2747. — À M. DE MALESHERBE[1].
À Colmar, 6 juin.

Monsieur, ma nièce ma envoyé un papier où je reconnais vos bontés. Je ne peux y répondre qu’en vous envoyant l’ouvrage tout entier. Vous n’êtes pas condamné à lire tout ce qui s’imprime ; mais il est de mon devoir de vous rendre cet hommage. Je me suis vu forcé de donner moi-même ce troisième volume sur l’Essai de l’histoire universelle, pour montrer qu’au moins je traite l’histoire avec plus d’exactitude qu’il n’y en a dans les deux premiers volumes que le libraire Jean Néaulme a si malheureusement défigurés. Si j’avais un peu plus de santé, j’aurais déjà poussé cet Essai jusqu’aux temps qui se joignent à ceux de Louis XIV, et je donnerais ensuite les deux premiers volumes, qui demandent à être refondus, puisque j’en ai employé une, partie dans les Annales de l’Empire.

Je vois avec douleur que des éditions de ces deux premiers tomes se multiplient tous les jours. Si j’osais abuser de votre temps, je me plaindrais qu’on m’ait fait affirmer dans cet ouvrage des choses que je suis bien éloigné de penser. Je crois, par exemple, que les donations de Pepin et de Charlemagne peuvent être mises avec celles de Constantin, et que les papes n’ont pas plus besoin de ces vains titres pour être reconnus souverains du pays qu’ils possèdent que les bains d’Aix-la-Chapelle n’ont besoin d’avoir été fondés par un nommé Granus, frère de Néron.

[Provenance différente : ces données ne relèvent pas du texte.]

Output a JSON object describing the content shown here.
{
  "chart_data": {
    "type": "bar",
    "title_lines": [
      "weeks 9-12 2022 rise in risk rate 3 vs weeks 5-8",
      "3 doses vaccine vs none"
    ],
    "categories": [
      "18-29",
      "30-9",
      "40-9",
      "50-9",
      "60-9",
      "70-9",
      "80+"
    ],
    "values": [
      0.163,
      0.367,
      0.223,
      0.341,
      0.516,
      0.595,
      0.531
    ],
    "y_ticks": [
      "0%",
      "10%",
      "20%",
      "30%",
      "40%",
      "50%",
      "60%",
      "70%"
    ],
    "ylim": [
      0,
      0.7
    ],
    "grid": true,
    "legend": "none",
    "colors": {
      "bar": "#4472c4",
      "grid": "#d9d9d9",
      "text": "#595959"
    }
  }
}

Au reste, monsieur, s’il se trouve dans ce troisième volume quelques endroits qui s’écartent de la vérité, ou qui la disent trop, rien ne sera plus aisé que de changer, au moyen d’un carton, les endroits qui vous auront paru suspects. Ce serait l’affaire des libraires à qui j’ai fait présent de cet ouvrage, et de ceux qui ensuite pourraient l’imprimer à Paris. Mon affaire, monsieur, sera de vous être dévoué jusqu’au dernier moment de ma vie, de souhaiter ardemment que vous vouliez bien être toujours à la tête des lettres, et que vos successeurs vous ressemblent. Mon affaire est encore de finir cette malheureuse Histoire universelle, où je suis engagé malgré moi, et qui n’avait jamais été destinée à voir le jour. Mais, pour la finir, il faut de la santé, une grande bibliothèque et une retraite libre. Dans quelque endroit que j’achève ma vie, ce sera une grande consolation pour moi de compter sur votre bonté et sur votre suffrage. Je les mérite au moins par la reconnaissance tendre et respectueuse avec laquelle j’ai l’honneur d’être, monsieur, votre très-humble et très-obéissant serviteur.

  1. Éditeurs, de Cayrol et François.